MELBOURNE (Reuters) - The Australian Football League (AFL) is investigating racial abuse on social media against four Indigenous Australian players.
Adelaide Crows player Izak Rankine reported being racially abused on Monday, while Fremantle's Michael Walters and Nathan Wilson, and Brisbane's Charlie Cameron reported similar abuse on Tuesday.
"This has to stop," AFL chief executive Gillon McLachlan told Australian media.
"It not only hurts the Aboriginal and Torres Strait Islander players targeted but all Indigenous players and players of colour across the league as well as their families, their teammates and friends."
The AFL is the top flight of Australian Rules football.
Perth-based Fremantle said their players had been subjected to "vile, racist and homophobic abuse" on social media.
"Individuals that hide behind fake accounts to hurt others are pathetic and we need to be able to curb this capability on social platforms," Fremantle boss Simon Garlick said in a statement.

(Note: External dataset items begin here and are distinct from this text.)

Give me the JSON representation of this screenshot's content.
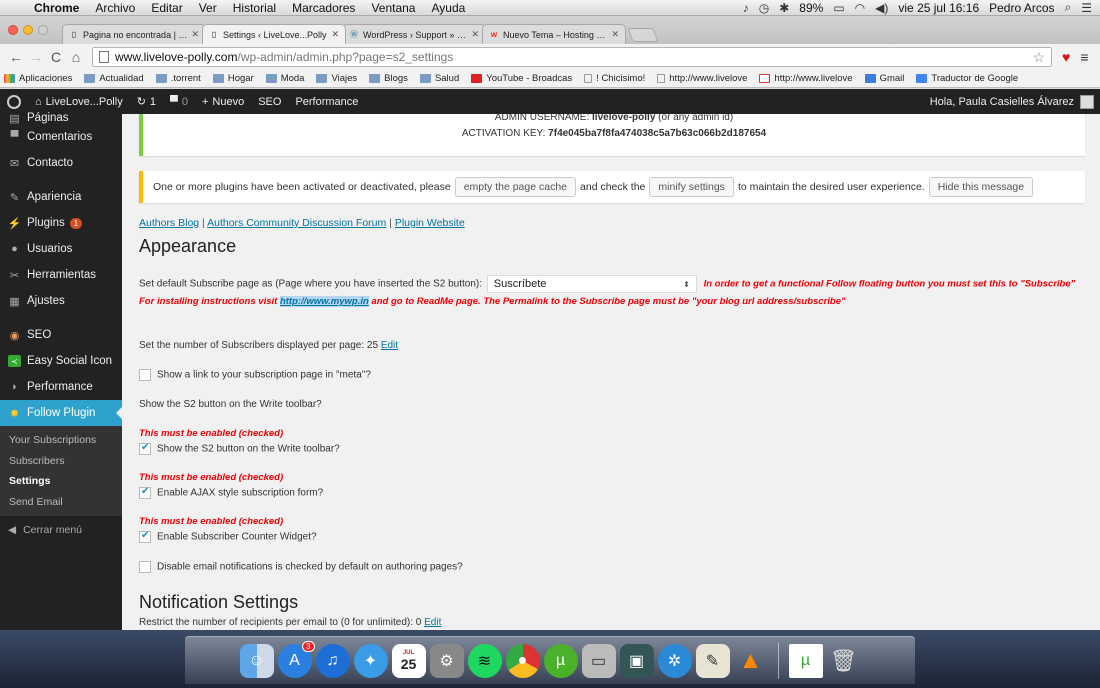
{
  "menubar": {
    "app": "Chrome",
    "items": [
      "Archivo",
      "Editar",
      "Ver",
      "Historial",
      "Marcadores",
      "Ventana",
      "Ayuda"
    ],
    "battery": "89%",
    "clock": "vie 25 jul  16:16",
    "user": "Pedro Arcos"
  },
  "tabs": [
    {
      "title": "Pagina no encontrada | Liv",
      "active": false
    },
    {
      "title": "Settings ‹ LiveLove...Polly",
      "active": true
    },
    {
      "title": "WordPress › Support » Pop",
      "active": false
    },
    {
      "title": "Nuevo Tema – Hosting We",
      "active": false
    }
  ],
  "address": {
    "host": "www.livelove-polly.com",
    "path": "/wp-admin/admin.php?page=s2_settings"
  },
  "bookmarks": [
    "Aplicaciones",
    "Actualidad",
    ".torrent",
    "Hogar",
    "Moda",
    "Viajes",
    "Blogs",
    "Salud",
    "YouTube - Broadcas",
    "! Chicisimo!",
    "http://www.livelove",
    "http://www.livelove",
    "Gmail",
    "Traductor de Google"
  ],
  "adminbar": {
    "site": "LiveLove...Polly",
    "updates": "1",
    "comments": "0",
    "new": "Nuevo",
    "seo": "SEO",
    "performance": "Performance",
    "greeting": "Hola, Paula Casielles Álvarez"
  },
  "sidebar": {
    "items": [
      {
        "label": "Páginas",
        "icon": "pages-icon"
      },
      {
        "label": "Comentarios",
        "icon": "comments-icon"
      },
      {
        "label": "Contacto",
        "icon": "contact-icon"
      },
      {
        "label": "Apariencia",
        "icon": "appearance-icon"
      },
      {
        "label": "Plugins",
        "icon": "plugins-icon",
        "badge": "1"
      },
      {
        "label": "Usuarios",
        "icon": "users-icon"
      },
      {
        "label": "Herramientas",
        "icon": "tools-icon"
      },
      {
        "label": "Ajustes",
        "icon": "settings-icon"
      },
      {
        "label": "SEO",
        "icon": "seo-icon"
      },
      {
        "label": "Easy Social Icon",
        "icon": "social-icon"
      },
      {
        "label": "Performance",
        "icon": "performance-icon"
      },
      {
        "label": "Follow Plugin",
        "icon": "follow-icon"
      }
    ],
    "submenu": [
      "Your Subscriptions",
      "Subscribers",
      "Settings",
      "Send Email"
    ],
    "collapse": "Cerrar menú"
  },
  "notice1": {
    "line1_label": "ADMIN USERNAME:",
    "line1_value": "livelove-polly",
    "line1_suffix": "(or any admin id)",
    "line2_label": "ACTIVATION KEY:",
    "line2_value": "7f4e045ba7f8fa474038c5a7b63c066b2d187654"
  },
  "notice2": {
    "text1": "One or more plugins have been activated or deactivated, please",
    "btn1": "empty the page cache",
    "text2": "and check the",
    "btn2": "minify settings",
    "text3": "to maintain the desired user experience.",
    "btn3": "Hide this message"
  },
  "links": {
    "a": "Authors Blog",
    "b": "Authors Community Discussion Forum",
    "c": "Plugin Website"
  },
  "appearance": {
    "heading": "Appearance",
    "subscribe_label": "Set default Subscribe page as (Page where you have inserted the S2 button):",
    "subscribe_value": "Suscríbete",
    "subscribe_warning": "In order to get a functional Follow floating button you must set this to \"Subscribe\"",
    "install_prefix": "For installing instructions visit",
    "install_link": "http://www.mywp.in",
    "install_suffix": "and go to ReadMe page. The Permalink to the Subscribe page must be \"your blog url address/subscribe\"",
    "subscribers_label": "Set the number of Subscribers displayed per page:",
    "subscribers_value": "25",
    "edit": "Edit",
    "meta_link": "Show a link to your subscription page in \"meta\"?",
    "s2_toolbar_q": "Show the S2 button on the Write toolbar?",
    "must": "This must be enabled (checked)",
    "s2_toolbar": "Show the S2 button on the Write toolbar?",
    "ajax": "Enable AJAX style subscription form?",
    "counter": "Enable Subscriber Counter Widget?",
    "disable_email": "Disable email notifications is checked by default on authoring pages?"
  },
  "notifications": {
    "heading": "Notification Settings",
    "restrict_label": "Restrict the number of recipients per email to (0 for unlimited):",
    "restrict_value": "0",
    "edit": "Edit"
  },
  "dock": {
    "appstore_badge": "3",
    "calendar_day": "25",
    "calendar_month": "JUL"
  }
}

Western Bulldogs player Jamarra Ugle-Hagan was racially abused by a fan while playing a match against St Kilda last month.
After scoring a goal in the following game against Brisbane Lions, Ugle-Hagan raised his shirt and pointed to his skin in an echo of fellow Indigenous player Nicky Winmar's gesture three decades ago, a landmark moment in the fight against racism in Australian sport.
The AFL has worked hard to stamp out racism on the field and from fans at stadiums, but Aboriginal players regularly complain of being targeted by online trolls.